It’s only in the quiet moments that I am able to hear my own heartbeat. The sturdy drum right at the center of my being. The pulse that unifies all that dwell on this pale blue dot.
Two days before George Floyd died, Hank Brodt passed away. He was one of the few Holocaust survivors that belonged to our temple. More than that, he was a friend and a reminder of the resiliency of the human spirit. He survived five Nazi concentration camps. His passing hit me hard and our community even harder. His story taught me the importance of speaking up. I think that’s why I needed to process this current devastation through a Jewish lens.
How did we forget this — this thread of life that lives in every single one of our bodies? How did we become so numb to the fragility of human life? How did we let division sink its insidious claws into our skin so deep we can’t even recognize the light in another’s eyes? How can we not look? Have we forgotten how to see? Have we forgotten how to hear? The cries of our neighbors? The screams in broad daylight? There is so much hurt here. There is so much pain. There are lifetimes of work to be done.
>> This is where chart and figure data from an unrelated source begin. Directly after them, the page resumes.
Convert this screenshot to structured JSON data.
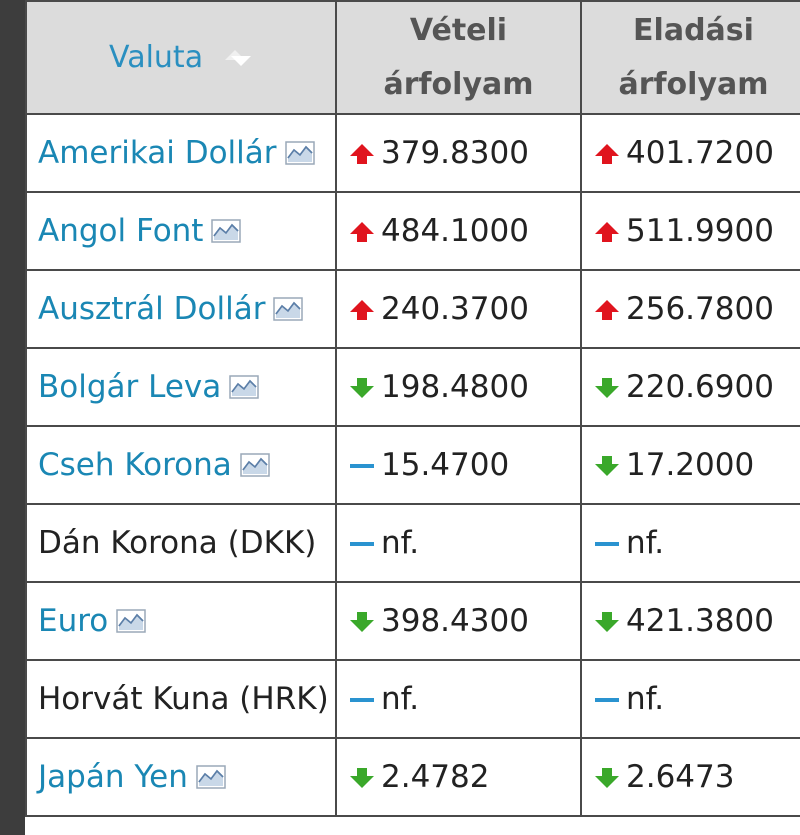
{
  "table": {
    "headers": {
      "currency": "Valuta",
      "buy_line1": "Vételi",
      "buy_line2": "árfolyam",
      "sell_line1": "Eladási",
      "sell_line2": "árfolyam"
    },
    "rows": [
      {
        "name": "Amerikai Dollár",
        "link": true,
        "chart_icon": true,
        "buy": "379.8300",
        "buy_trend": "up",
        "sell": "401.7200",
        "sell_trend": "up"
      },
      {
        "name": "Angol Font",
        "link": true,
        "chart_icon": true,
        "buy": "484.1000",
        "buy_trend": "up",
        "sell": "511.9900",
        "sell_trend": "up"
      },
      {
        "name": "Ausztrál Dollár",
        "link": true,
        "chart_icon": true,
        "buy": "240.3700",
        "buy_trend": "up",
        "sell": "256.7800",
        "sell_trend": "up"
      },
      {
        "name": "Bolgár Leva",
        "link": true,
        "chart_icon": true,
        "buy": "198.4800",
        "buy_trend": "down",
        "sell": "220.6900",
        "sell_trend": "down"
      },
      {
        "name": "Cseh Korona",
        "link": true,
        "chart_icon": true,
        "buy": "15.4700",
        "buy_trend": "flat",
        "sell": "17.2000",
        "sell_trend": "down"
      },
      {
        "name": "Dán Korona (DKK)",
        "link": false,
        "chart_icon": false,
        "buy": "nf.",
        "buy_trend": "flat",
        "sell": "nf.",
        "sell_trend": "flat"
      },
      {
        "name": "Euro",
        "link": true,
        "chart_icon": true,
        "buy": "398.4300",
        "buy_trend": "down",
        "sell": "421.3800",
        "sell_trend": "down"
      },
      {
        "name": "Horvát Kuna (HRK)",
        "link": false,
        "chart_icon": false,
        "buy": "nf.",
        "buy_trend": "flat",
        "sell": "nf.",
        "sell_trend": "flat"
      },
      {
        "name": "Japán Yen",
        "link": true,
        "chart_icon": true,
        "buy": "2.4782",
        "buy_trend": "down",
        "sell": "2.6473",
        "sell_trend": "down"
      }
    ]
  },
  "colors": {
    "link": "#1a87b4",
    "header_bg": "#dcdcdc",
    "trend_up": "#e0141e",
    "trend_down": "#3aa82a",
    "trend_flat": "#2a93d0",
    "sidebar": "#3d3d3d"
  },
  "icons": {
    "sort": "sort-icon",
    "chart": "chart-icon",
    "up": "trend-up-icon",
    "down": "trend-down-icon",
    "flat": "trend-flat-icon"
  }
}
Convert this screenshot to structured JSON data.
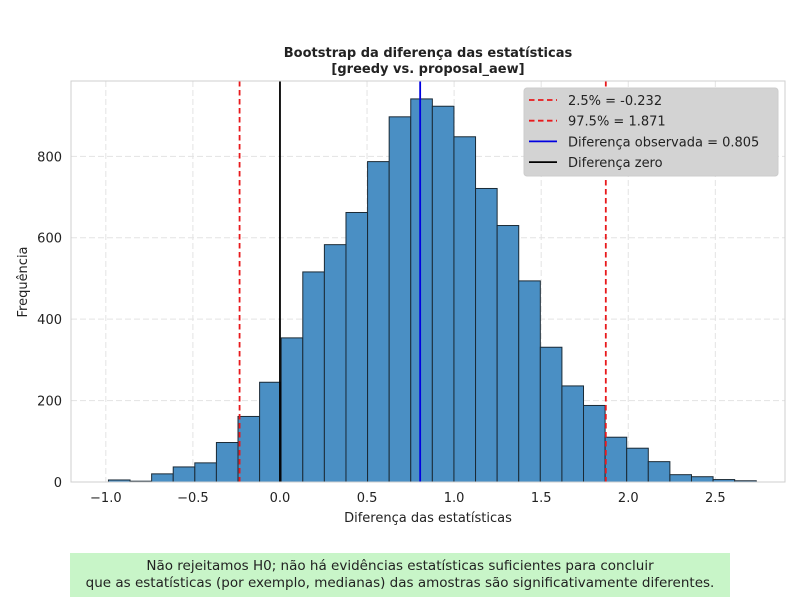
{
  "chart_data": {
    "type": "histogram",
    "title_lines": [
      "Bootstrap da diferença das estatísticas",
      "[greedy vs. proposal_aew]"
    ],
    "xlabel": "Diferença das estatísticas",
    "ylabel": "Frequência",
    "xlim": [
      -1.2,
      2.9
    ],
    "ylim": [
      0,
      985
    ],
    "xticks": [
      -1.0,
      -0.5,
      0.0,
      0.5,
      1.0,
      1.5,
      2.0,
      2.5
    ],
    "xtick_labels": [
      "−1.0",
      "−0.5",
      "0.0",
      "0.5",
      "1.0",
      "1.5",
      "2.0",
      "2.5"
    ],
    "yticks": [
      0,
      200,
      400,
      600,
      800
    ],
    "ytick_labels": [
      "0",
      "200",
      "400",
      "600",
      "800"
    ],
    "grid": true,
    "bar_color": "#4a8fc4",
    "bins": [
      {
        "x0": -0.985,
        "x1": -0.861,
        "count": 5
      },
      {
        "x0": -0.861,
        "x1": -0.737,
        "count": 2
      },
      {
        "x0": -0.737,
        "x1": -0.613,
        "count": 20
      },
      {
        "x0": -0.613,
        "x1": -0.489,
        "count": 37
      },
      {
        "x0": -0.489,
        "x1": -0.365,
        "count": 47
      },
      {
        "x0": -0.365,
        "x1": -0.241,
        "count": 97
      },
      {
        "x0": -0.241,
        "x1": -0.117,
        "count": 161
      },
      {
        "x0": -0.117,
        "x1": 0.007,
        "count": 245
      },
      {
        "x0": 0.007,
        "x1": 0.131,
        "count": 354
      },
      {
        "x0": 0.131,
        "x1": 0.255,
        "count": 516
      },
      {
        "x0": 0.255,
        "x1": 0.379,
        "count": 583
      },
      {
        "x0": 0.379,
        "x1": 0.503,
        "count": 662
      },
      {
        "x0": 0.503,
        "x1": 0.627,
        "count": 787
      },
      {
        "x0": 0.627,
        "x1": 0.751,
        "count": 897
      },
      {
        "x0": 0.751,
        "x1": 0.875,
        "count": 941
      },
      {
        "x0": 0.875,
        "x1": 0.999,
        "count": 923
      },
      {
        "x0": 0.999,
        "x1": 1.123,
        "count": 848
      },
      {
        "x0": 1.123,
        "x1": 1.247,
        "count": 721
      },
      {
        "x0": 1.247,
        "x1": 1.371,
        "count": 630
      },
      {
        "x0": 1.371,
        "x1": 1.495,
        "count": 494
      },
      {
        "x0": 1.495,
        "x1": 1.619,
        "count": 331
      },
      {
        "x0": 1.619,
        "x1": 1.743,
        "count": 236
      },
      {
        "x0": 1.743,
        "x1": 1.867,
        "count": 188
      },
      {
        "x0": 1.867,
        "x1": 1.991,
        "count": 110
      },
      {
        "x0": 1.991,
        "x1": 2.115,
        "count": 83
      },
      {
        "x0": 2.115,
        "x1": 2.239,
        "count": 50
      },
      {
        "x0": 2.239,
        "x1": 2.363,
        "count": 18
      },
      {
        "x0": 2.363,
        "x1": 2.487,
        "count": 13
      },
      {
        "x0": 2.487,
        "x1": 2.611,
        "count": 6
      },
      {
        "x0": 2.611,
        "x1": 2.735,
        "count": 3
      }
    ],
    "vlines": [
      {
        "name": "ci-lower-line",
        "x": -0.232,
        "color": "#e8191c",
        "dash": true,
        "label": "2.5% = -0.232"
      },
      {
        "name": "ci-upper-line",
        "x": 1.871,
        "color": "#e8191c",
        "dash": true,
        "label": "97.5% = 1.871"
      },
      {
        "name": "observed-diff-line",
        "x": 0.805,
        "color": "#0000e0",
        "dash": false,
        "label": "Diferença observada = 0.805"
      },
      {
        "name": "zero-diff-line",
        "x": 0.0,
        "color": "#000000",
        "dash": false,
        "label": "Diferença zero"
      }
    ],
    "legend_position": "top-right"
  },
  "note": {
    "line1": "Não rejeitamos H0; não há evidências estatísticas suficientes para concluir",
    "line2": "que as estatísticas (por exemplo, medianas) das amostras são significativamente diferentes.",
    "background": "#c8f5c8"
  }
}
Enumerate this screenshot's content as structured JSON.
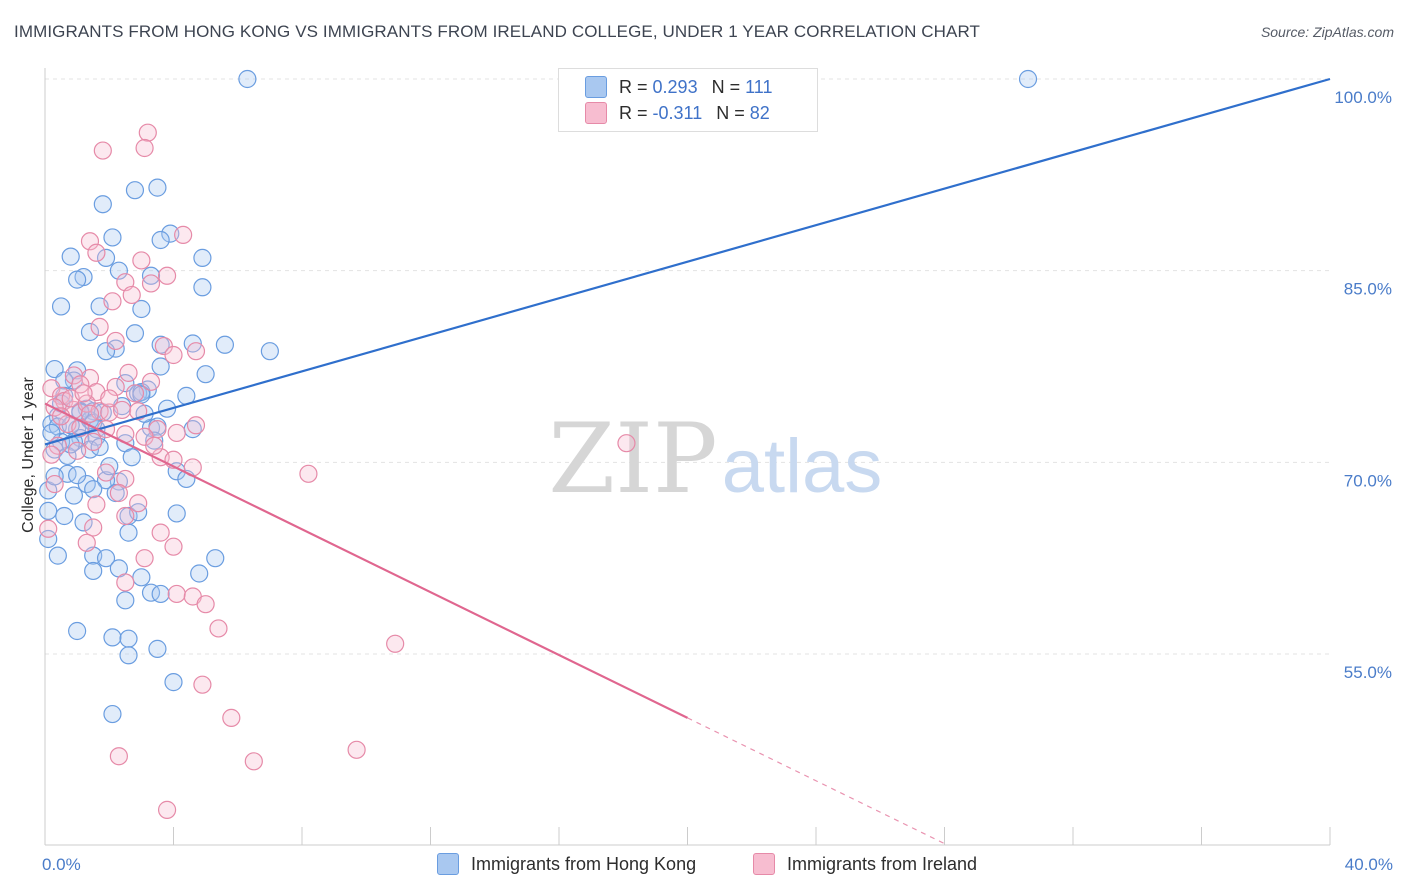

They can’t breathe. We can’t expect them to when we take up all the air.
Every bone in my body aches to speak out, to speak up for the horrific injustice that took place last week. For the horrific injustices that have become so common that many people won’t even stop scrolling their phones to read the names of the deceased.
But each time I’ve come close to sharing my thoughts, I stop.
I don’t have the answers. I won’t pretend to. But I will continue to carry the weight of these questions. To wrestle with solutions. To drag our collective ego out of the dark cave it hides in. To continuously process my privilege and use it to contribute to the common good. I want to play my part. I want to remain awake even when it’s hard, especially when it’s hard. I will not be blind to the truth of this world we have created.
Thousands of years ago, Rabbi Hillel, one of the most notable Jewish sages, asked these questions —
“If I am not for myself, then who will be for me? And if I am only for myself, then what am I? And if not now, when?”
Millions of people have lived and died since these words were written. Empires were created and destroyed. The dark night has come and come again, and we are still learning.
This quote is commonplace in Jewish circles. You’ll hear it recited by wide eyed 17-year-olds in confirmation speeches (cough cough like my own), printed on the backs of T-shirts, and tattooed on Jewish millennials looking to make a statement.
What’s even more commonplace, though, is the very act of asking questions, of continuous self-reflection, of taking action on our values.
After surviving the Holocaust, in his book Man’s Search for Meaning, Victor Frankl wrote:
“No man should judge unless he asks himself in absolute honesty whether in a similar situation he might not have done the same.”
It is not our place to judge behavior coming from a deep pain we will never know. A deep pain we were part of creating and upholding.
Decades later, in 1965, Abraham Joshua Heschel wrote:
“When I marched in Selma I felt my legs were praying.”
I find this notion of praying with your legs especially relevant today. I wonder what these wise people would think of social media, about the silos we have created digitally, about the division we stoke with tweets, likes, and comments. Recently I’ve been especially struggling with the increased focus on social media activism. Particularly the presumption made by people who claim that if you’re not sharing the same three graphics that they are, then you’re not an ally.
This challenges me for several reasons:
- Besides raising awareness, which is critically important, what does posting on social media really do?
- Are we posting because we truly care or just because we want to appear to? Is it just another form of social validation that these online spaces have magnified in our lives?
- What about the people who don’t have social media? I have a good friend who works day in and day out to own up to her own implicit biases. She also works in a job that is helping to dismantle racism in our institutions. This year she is reading books only by Black women. She doesn’t use social media and hasn’t posted about any of this once. Does that mean what she’s doing doesn’t matter?
Let me be clear and say that I don’t think posting on social media is wrong. I think it can be helpful in many ways and has helped spread awareness and spark change. I just want to challenge how we think about what it means to make a difference and if our idea of that is sharing a graphic and criticizing people who don’t, I think we can dig deeper. I think we can do better.
In addition to all of these reasons, the one question I keep coming back to is: how can I do more? We all know posting a graphic isn’t enough. I worry that many of us, myself included, fall into the social media trap of needing to feel validated for the work that we’re doing instead of actually getting our hands dirty and doing the work.
If we really want to Tikkun Olam (Repair the World), we’re going to need to do a whole lot more than tweet about it. I commend the people who are putting their phones down, engaging in difficult conversations, walking in solidarity, and lending a hand wherever it is needed.
We can do better. We must do better. The time to start was years ago. The time to restart is now.